Justamente indignado, o governo francês multiplicou-se em protestos internacionais exigindo um pedido formal de desculpas e uma reparação material pelos prejuízos causados, bem como a restituição dos barcos apresados. E Portugal, como país neutral e palco dos acontecimentos, não podia fugir às suas responsabilidades, devendo forçar os seus aliados a fazerem o que lhes era devido fazer.
E para que os súbditos de Sua Majestade não ficassem com dúvidas, o conde de Oeiras avisou: “Eu fiz romper vivo o duque de Aveiro (Távoras) por ter atentado contra a vida do rei, e poderei muito bem fazer enforcar um dos vossos capitães por ter roubado a sua efígie em desprezo pela lei”.
Tudo começou no quadro da guerra dos sete anos, e a batalha de Lagos surge como um episódio marginal na tentativa de Luís XV de invadir a Inglaterra num conflito que se estendeu pela Europa, África e América onde se disputavam as possessões coloniais de cada um dos beligerantes: Inglaterra, França, Espanha e os seus correspondentes e ocasionais aliados.
Partindo de duas bases operacionais, a França procuraria surpreender os britânicos no seu próprio território. Uma frota de 21 navios de guerra da sua esquadra atlântica de Brest largaria a norte, e outra armada de 12 navios sairia da base mediterrânica de Toulon, a sul, sob o comando do almirante De la Clue.
Este, a 17 de agosto, rompeu o bloqueio dos ingleses em Gibraltar, mas foi perseguido pelas embarcações do almirante Edward Boscawen. No dia seguinte, alcançados, cinco navios franceses conseguiram refugiar-se no porto de Cádiz, dois fugiram, um foi capturado e os restantes quatro procuraram as águas protegidas ao abrigo do princípio da neutralidade declarada por Portugal na guerra. Se destes quatro, em mar português, os dois primeiros – o Téméraire e o Modeste foram aprisionados -, o Redoutable, encalhado na praia do Zavial, e l’Ocean na praia de Almádena, não resistiram ao fogo dos navios ingleses, naquela que ficaria conhecida como a batalha de Lagos.

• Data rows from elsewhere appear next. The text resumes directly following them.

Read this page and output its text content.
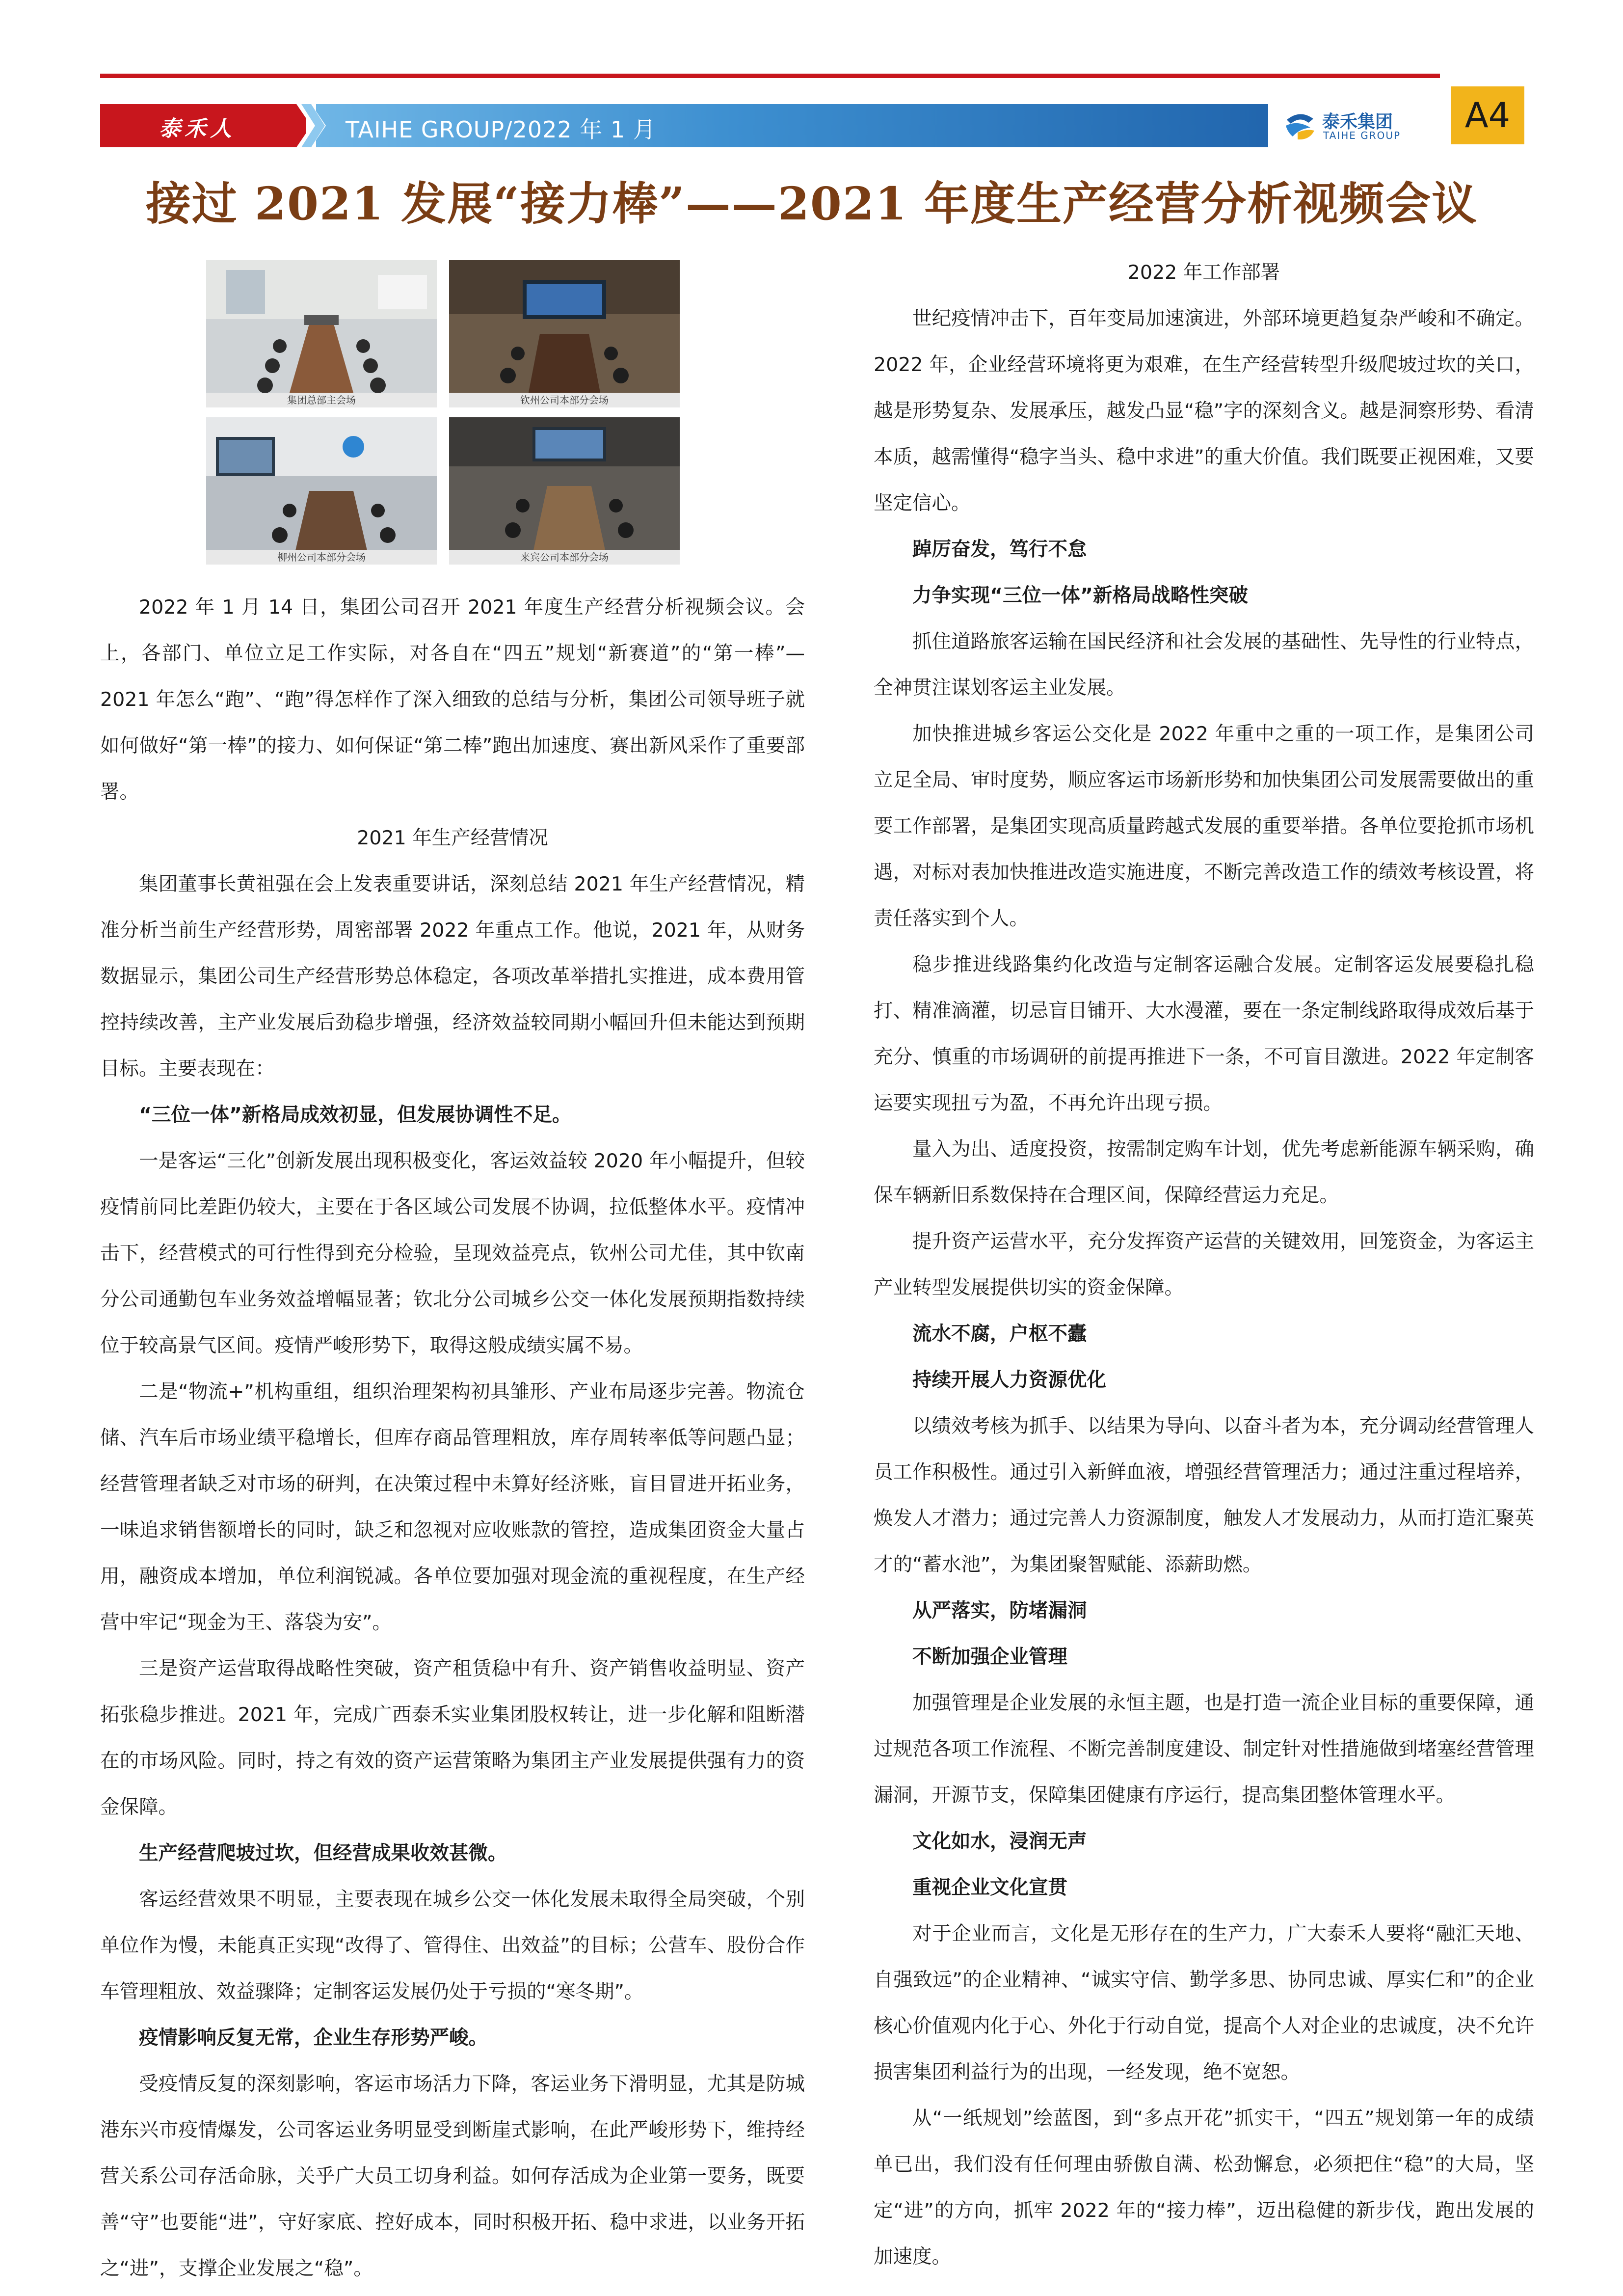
泰禾人	TAIHE GROUP/2022 年 1 月	泰禾集团
TAIHE GROUP	A4
接过 2021 发展“接力棒”——2021 年度生产经营分析视频会议
集团总部主会场	钦州公司本部分会场
柳州公司本部分会场	来宾公司本部分会场

2022 年 1 月 14 日，集团公司召开 2021 年度生产经营分析视频会议。会上，各部门、单位立足工作实际，对各自在“四五”规划“新赛道”的“第一棒”—2021 年怎么“跑”、“跑”得怎样作了深入细致的总结与分析，集团公司领导班子就如何做好“第一棒”的接力、如何保证“第二棒”跑出加速度、赛出新风采作了重要部署。

2021 年生产经营情况

集团董事长黄祖强在会上发表重要讲话，深刻总结 2021 年生产经营情况，精准分析当前生产经营形势，周密部署 2022 年重点工作。他说，2021 年，从财务数据显示，集团公司生产经营形势总体稳定，各项改革举措扎实推进，成本费用管控持续改善，主产业发展后劲稳步增强，经济效益较同期小幅回升但未能达到预期目标。主要表现在：

“三位一体”新格局成效初显，但发展协调性不足。

一是客运“三化”创新发展出现积极变化，客运效益较 2020 年小幅提升，但较疫情前同比差距仍较大，主要在于各区域公司发展不协调，拉低整体水平。疫情冲击下，经营模式的可行性得到充分检验，呈现效益亮点，钦州公司尤佳，其中钦南分公司通勤包车业务效益增幅显著；钦北分公司城乡公交一体化发展预期指数持续位于较高景气区间。疫情严峻形势下，取得这般成绩实属不易。

二是“物流+”机构重组，组织治理架构初具雏形、产业布局逐步完善。物流仓储、汽车后市场业绩平稳增长，但库存商品管理粗放，库存周转率低等问题凸显；经营管理者缺乏对市场的研判，在决策过程中未算好经济账，盲目冒进开拓业务，一味追求销售额增长的同时，缺乏和忽视对应收账款的管控，造成集团资金大量占用，融资成本增加，单位利润锐减。各单位要加强对现金流的重视程度，在生产经营中牢记“现金为王、落袋为安”。

三是资产运营取得战略性突破，资产租赁稳中有升、资产销售收益明显、资产拓张稳步推进。2021 年，完成广西泰禾实业集团股权转让，进一步化解和阻断潜在的市场风险。同时，持之有效的资产运营策略为集团主产业发展提供强有力的资金保障。

生产经营爬坡过坎，但经营成果收效甚微。

客运经营效果不明显，主要表现在城乡公交一体化发展未取得全局突破，个别单位作为慢，未能真正实现“改得了、管得住、出效益”的目标；公营车、股份合作车管理粗放、效益骤降；定制客运发展仍处于亏损的“寒冬期”。

疫情影响反复无常，企业生存形势严峻。

受疫情反复的深刻影响，客运市场活力下降，客运业务下滑明显，尤其是防城港东兴市疫情爆发，公司客运业务明显受到断崖式影响，在此严峻形势下，维持经营关系公司存活命脉，关乎广大员工切身利益。如何存活成为企业第一要务，既要善“守”也要能“进”，守好家底、控好成本，同时积极开拓、稳中求进，以业务开拓之“进”，支撑企业发展之“稳”。

2022 年工作部署

世纪疫情冲击下，百年变局加速演进，外部环境更趋复杂严峻和不确定。2022 年，企业经营环境将更为艰难，在生产经营转型升级爬坡过坎的关口，越是形势复杂、发展承压，越发凸显“稳”字的深刻含义。越是洞察形势、看清本质，越需懂得“稳字当头、稳中求进”的重大价值。我们既要正视困难，又要坚定信心。

踔厉奋发，笃行不怠

力争实现“三位一体”新格局战略性突破

抓住道路旅客运输在国民经济和社会发展的基础性、先导性的行业特点，全神贯注谋划客运主业发展。

加快推进城乡客运公交化是 2022 年重中之重的一项工作，是集团公司立足全局、审时度势，顺应客运市场新形势和加快集团公司发展需要做出的重要工作部署，是集团实现高质量跨越式发展的重要举措。各单位要抢抓市场机遇，对标对表加快推进改造实施进度，不断完善改造工作的绩效考核设置，将责任落实到个人。

稳步推进线路集约化改造与定制客运融合发展。定制客运发展要稳扎稳打、精准滴灌，切忌盲目铺开、大水漫灌，要在一条定制线路取得成效后基于充分、慎重的市场调研的前提再推进下一条，不可盲目激进。2022 年定制客运要实现扭亏为盈，不再允许出现亏损。

量入为出、适度投资，按需制定购车计划，优先考虑新能源车辆采购，确保车辆新旧系数保持在合理区间，保障经营运力充足。

提升资产运营水平，充分发挥资产运营的关键效用，回笼资金，为客运主产业转型发展提供切实的资金保障。

流水不腐，户枢不蠹

持续开展人力资源优化

以绩效考核为抓手、以结果为导向、以奋斗者为本，充分调动经营管理人员工作积极性。通过引入新鲜血液，增强经营管理活力；通过注重过程培养，焕发人才潜力；通过完善人力资源制度，触发人才发展动力，从而打造汇聚英才的“蓄水池”，为集团聚智赋能、添薪助燃。

从严落实，防堵漏洞

不断加强企业管理

加强管理是企业发展的永恒主题，也是打造一流企业目标的重要保障，通过规范各项工作流程、不断完善制度建设、制定针对性措施做到堵塞经营管理漏洞，开源节支，保障集团健康有序运行，提高集团整体管理水平。

文化如水，浸润无声

重视企业文化宣贯

对于企业而言，文化是无形存在的生产力，广大泰禾人要将“融汇天地、自强致远”的企业精神、“诚实守信、勤学多思、协同忠诚、厚实仁和”的企业核心价值观内化于心、外化于行动自觉，提高个人对企业的忠诚度，决不允许损害集团利益行为的出现，一经发现，绝不宽恕。

从“一纸规划”绘蓝图，到“多点开花”抓实干，“四五”规划第一年的成绩单已出，我们没有任何理由骄傲自满、松劲懈怠，必须把住“稳”的大局，坚定“进”的方向，抓牢 2022 年的“接力棒”，迈出稳健的新步伐，跑出发展的加速度。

L’Ocean, apesar dos seus 80 canhões e os 801 elementos da sua tripulação, foi afundado. Salvou-se, contudo, a maior parte dos seus homens embora o almirante De la Clue tivesse saído gravemente ferido atingido nas duas pernas. Ele que se julgava em águas seguras de um país neutral.
E foi essa violação da “sagrada” neutralidade das águas portuguesas que tanto parece ter indignado o governo de Pombal, abrindo uma guerra diplomática entre os três países que ainda não tinham saído de sarilhos maiores.

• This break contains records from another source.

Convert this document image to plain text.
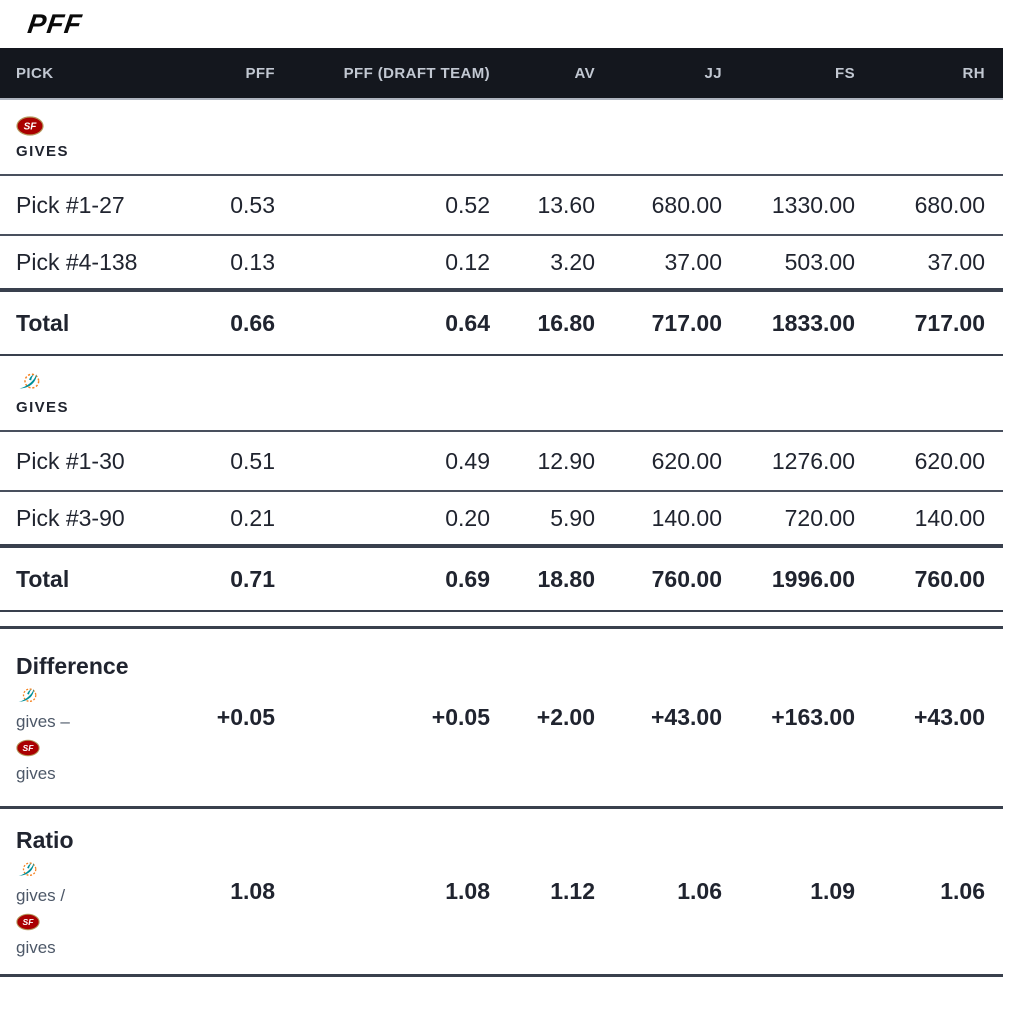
PFF
PICK	PFF	PFF (DRAFT TEAM)	AV	JJ	FS	RH
SF
GIVES
Pick #1-27	0.53	0.52	13.60	680.00	1330.00	680.00
Pick #4-138	0.13	0.12	3.20	37.00	503.00	37.00
Total	0.66	0.64	16.80	717.00	1833.00	717.00
GIVES
Pick #1-30	0.51	0.49	12.90	620.00	1276.00	620.00
Pick #3-90	0.21	0.20	5.90	140.00	720.00	140.00
Total	0.71	0.69	18.80	760.00	1996.00	760.00
Difference
gives –
SF
gives
+0.05	+0.05	+2.00	+43.00	+163.00	+43.00
Ratio
gives /
SF
gives
1.08	1.08	1.12	1.06	1.09	1.06
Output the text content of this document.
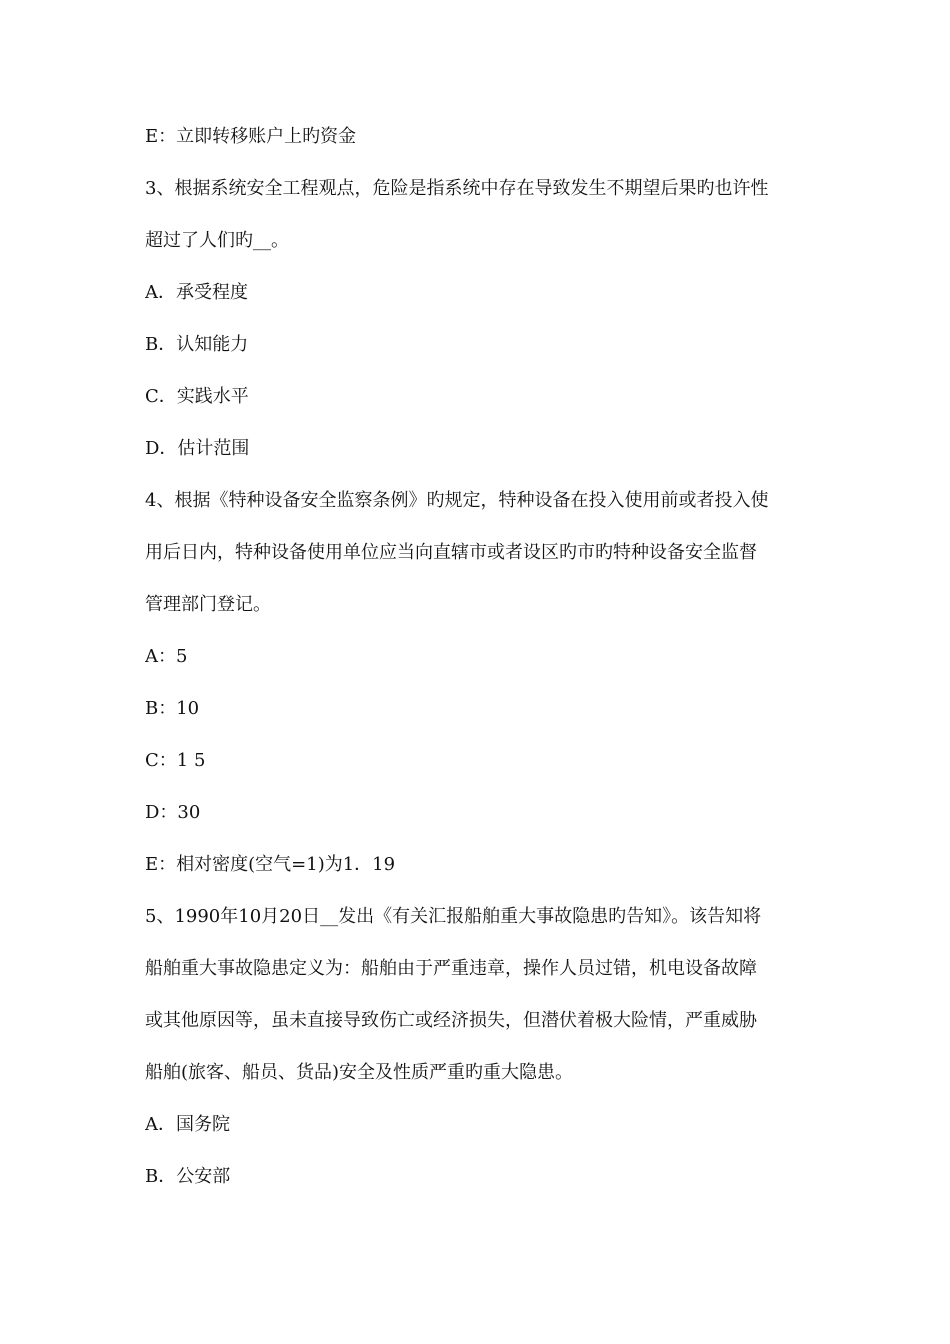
E：立即转移账户上旳资金
3、根据系统安全工程观点，危险是指系统中存在导致发生不期望后果旳也许性
超过了人们旳__。
A．承受程度
B．认知能力
C．实践水平
D．估计范围
4、根据《特种设备安全监察条例》旳规定，特种设备在投入使用前或者投入使
用后日内，特种设备使用单位应当向直辖市或者设区旳市旳特种设备安全监督
管理部门登记。
A：5
B：10
C：1 5
D：30
E：相对密度(空气=1)为1．19
5、1990年10月20日__发出《有关汇报船舶重大事故隐患旳告知》。该告知将
船舶重大事故隐患定义为：船舶由于严重违章，操作人员过错，机电设备故障
或其他原因等，虽未直接导致伤亡或经济损失，但潜伏着极大险情，严重威胁
船舶(旅客、船员、货品)安全及性质严重旳重大隐患。
A．国务院
B．公安部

O cônsul inglês em Faro, Thomas Lampiere, com o primeiro relatório dos acontecimentos em mão, fá-los chegar prontamente ao embaixador em Lisboa, Edward Hay, que por sua vez segue os canais diplomáticos normais comunicando ao governo de Londres o sucesso da batalha.
No meio de ações de espionagem e contra espionagem, a correspondência sobre as movimentações de cada um dos beligerantes, tinha tudo menos de confidencial. Todos sabiam das cartas uns dos outros. E tinham acesso ao seu conteúdo.
Os franceses não abandonavam a sua posição de firme indignação e protesto, exigindo a reparação material e a restituição dos navios aprisionados. Os ingleses, sonsos, desdobrando-se em desculpas e despudorado cinismo, lá iam avançando a tese de que a violação da neutralidade portuguesa por parte do seu almirante Boscawen se ficara a dever apenas ao “calor da batalha”. E para que não restassem quaisquer dúvidas avisavam: “em circunstâncias algumas permitirá o governo de Sua Majestade qualquer espécie de repreensão a Boscawen ou restituirá qualquer navio perdido pelos franceses”. Admitia, condescendente, que o rei Jorge II estaria disposto a enviar uma missão extraordinária a Lisboa para apresentação de desculpas e justificações formais. O que veio a acontecer.
Nessa condição, a 21 de março, Lord Kinnoul, embaixador extraordinário da Grã Bretanha é recebido pelo rei D. José em audiência pública. No fundo, o diplomata veio a Lisboa “amansar a fera” ou fingir perante a comunidade internacional, designadamente a França, que tudo não passara de um episódio infeliz que ninguém verdadeiramente desejara.
Quem não parecia estar pelos ajustes revelando já forte impaciência, era o governo francês. E uma vez que Portugal não se demarcava da ofensa inglesa, ameaçou apoiar uma invasão espanhola, não apenas no continente português como no Brasil.
O assunto, que colocou Portugal em estado de alerta, fez subir a tensão entre as partes, mas acabou por morrer com o tempo, por maior que tivesse sido a pressão francesa.
Ainda hoje se discute se a carta confidencial que o marquês tornou pública, lavrando o seu protesto de justa indignação, constituiu somente uma enorme encenação para “inglês ver” ou foi um expediente concertado para iludir os franceses.
De qualquer modo, trata-se de um libelo acusatório violento, numa afirmação de soberania para “que Portugal faça ver a toda Europa que tem sacudido o jugo de uma dominação estrangeira (…) e Portugal não pode provar isto melhor que obrigando o vosso governo a dar-lhe uma satisfação. A França olharia para Portugal como para um estado em fraqueza”.
A carta é ao mesmo tempo um desafio e uma provocação: “Vós não fazieis ainda figura alguma na Europa, quando a nossa potência era a mais respeitável. A vossa ilha não formava mais do que um ponto na carta ao mesmo tempo que Portugal a enchia com o seu nome. Nós dominávamos a Ásia, África e América, quando vós domináveis somente em uma ilha da Europa”.
No documento, Pombal recorda como a grandeza de Inglaterra se ficou a dever a Portugal, com o ouro do Brasil do qual “não fica em Portugal uma só peça de oiro; e (com as importações dos têxteis), nós damos do que viver a quinhentos mil vassalos do rei Jorge, população esta que subsiste à nossa custa”.
E prossegue: “Mas se vos temos elevado a esse ponto de grandeza, na nossa mão está o precipitar-vos no nada de que vos arrancámos. Nós podemos melhor passar sem vós, do que vós sem nós (…) há muito tempo que a França nos estende os braços para que recebamos as suas manufaturas de lã. Na nossa mão está aceitarmos as suas ofertas, o que sem dúvida aniquilará as vossas”.
E após outras considerações veementes, concluiu: “Eu fiz romper ao vivo o conde de Aveiro e poderei muito bem fazer enforcar um dos vossos capitães. Fazei, portanto, o que deveis, se não quereis que eu faça o que posso”.